Same thing with this weapon, this .380 handgun. Used by many persons. Many. Even up to April 22, 2004, Little Whammer, AKA William Cox, had the weapon. This is only a week right before Mr. Jones got shot.
*201In other words, defendant did not object to this evidence at trial because it supported his defense. Under those circumstances, the admission of the evidence cannot be plain error.
For the same reason, I do not believe the admission of Mr. Parker’s testimony that defendant used and sold drugs the night of the shooting was plain error. Defense counsel emphasized that Mr. Parker was using drugs with defendant. Defense counsel contended in closing that Mr. Parker’s testimony was the linchpin of the State’s case and that Mr. Parker’s testimony should be deemed not credible, among other things, because of his extensive drug use the night at issue. Defense counsel outlined all of Mr. Parker’s drug usage (which necessarily included defendant’s drug usage) on 5 May to 6 May 2004 and then argued: “So now the State’s number one witness is on drugs and high with a buzz. One who made all these diagrams, reportedly, gave all this testimony. High on drugs.” Again, defense counsel did not object to the testimony regarding drug usage — which included Mr. Parker’s and defendant’s joint drug usage — because it was important to the impeachment of the State’s most important witness.

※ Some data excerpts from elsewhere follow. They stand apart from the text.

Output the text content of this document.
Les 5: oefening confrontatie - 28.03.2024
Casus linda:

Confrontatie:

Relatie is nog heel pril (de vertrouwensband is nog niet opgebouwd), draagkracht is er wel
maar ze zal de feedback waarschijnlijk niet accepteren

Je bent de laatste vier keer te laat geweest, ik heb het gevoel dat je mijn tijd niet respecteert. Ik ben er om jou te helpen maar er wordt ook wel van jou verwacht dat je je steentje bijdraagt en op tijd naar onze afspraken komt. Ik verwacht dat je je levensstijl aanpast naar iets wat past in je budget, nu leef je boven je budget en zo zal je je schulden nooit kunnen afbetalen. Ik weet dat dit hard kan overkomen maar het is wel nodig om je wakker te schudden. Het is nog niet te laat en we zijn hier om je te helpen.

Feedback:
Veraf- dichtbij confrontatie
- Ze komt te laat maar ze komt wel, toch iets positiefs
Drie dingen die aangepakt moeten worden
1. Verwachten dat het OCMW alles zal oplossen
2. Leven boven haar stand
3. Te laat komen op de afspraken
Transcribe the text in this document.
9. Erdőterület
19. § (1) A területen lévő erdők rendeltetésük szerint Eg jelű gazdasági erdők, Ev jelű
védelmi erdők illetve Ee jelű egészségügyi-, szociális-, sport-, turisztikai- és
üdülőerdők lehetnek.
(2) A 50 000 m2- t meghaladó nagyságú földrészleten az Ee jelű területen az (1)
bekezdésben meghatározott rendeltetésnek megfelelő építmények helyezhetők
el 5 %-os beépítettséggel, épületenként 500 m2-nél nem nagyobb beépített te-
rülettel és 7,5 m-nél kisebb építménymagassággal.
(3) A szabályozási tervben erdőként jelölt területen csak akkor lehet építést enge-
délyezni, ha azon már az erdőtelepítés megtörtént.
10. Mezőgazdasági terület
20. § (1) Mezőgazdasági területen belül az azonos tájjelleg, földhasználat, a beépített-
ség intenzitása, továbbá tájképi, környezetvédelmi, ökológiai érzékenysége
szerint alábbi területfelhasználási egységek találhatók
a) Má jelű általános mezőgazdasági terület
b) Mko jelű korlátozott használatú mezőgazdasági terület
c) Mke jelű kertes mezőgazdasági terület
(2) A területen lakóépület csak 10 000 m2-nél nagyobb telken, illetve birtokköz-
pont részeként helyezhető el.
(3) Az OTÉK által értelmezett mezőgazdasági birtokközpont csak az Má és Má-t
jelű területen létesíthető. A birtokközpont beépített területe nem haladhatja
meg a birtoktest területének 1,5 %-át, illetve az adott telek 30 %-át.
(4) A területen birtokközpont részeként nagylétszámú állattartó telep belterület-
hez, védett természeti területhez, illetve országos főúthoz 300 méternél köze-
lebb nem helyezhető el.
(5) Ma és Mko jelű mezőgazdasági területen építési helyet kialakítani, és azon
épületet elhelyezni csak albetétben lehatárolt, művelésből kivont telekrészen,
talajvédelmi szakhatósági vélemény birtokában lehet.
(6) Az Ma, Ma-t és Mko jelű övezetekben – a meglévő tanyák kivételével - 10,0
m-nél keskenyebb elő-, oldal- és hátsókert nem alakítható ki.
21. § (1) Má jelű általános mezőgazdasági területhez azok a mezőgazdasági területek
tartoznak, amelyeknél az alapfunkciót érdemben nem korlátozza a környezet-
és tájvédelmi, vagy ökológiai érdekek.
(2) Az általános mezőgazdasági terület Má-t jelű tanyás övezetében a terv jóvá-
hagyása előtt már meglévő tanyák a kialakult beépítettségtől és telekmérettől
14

With respect to the evidence of gang beliefs and gang graffiti, the entire theory of the trial for both the State and defendant was that this murder was a gang shooting. Defendant argued only that he did not participate in the gang shooting. Far from attempting to exclude gang-related evidence, defendant sought to establish that the State’s witnesses were each gang members. Defendant even elicited evidence suggesting that the victim, Mr. Johnson, was a gang member. Defendant also used the evidence of gang beliefs and practices himself to suggest alternative theories as to what occurred on 6 May 2004. Given the State’s theory and defendant’s defense, I am not convinced that the evidence was irrelevant. Certainly, however, its admission cannot be plain error given the arguments made in the case and the unchallenged evidence presented by both the State and defendant.
Finally, I agree with defendant that if there had been an objection, then the arrest information on the fingerprint record should have been excluded. I cannot, however, conclude that evidence that defendant had been arrested two years earlier for drug possession tilted the scales when the jury was deciding whether or not to convict defendant of murder. Accordingly, I agree with the majority opinion that there was no plain error.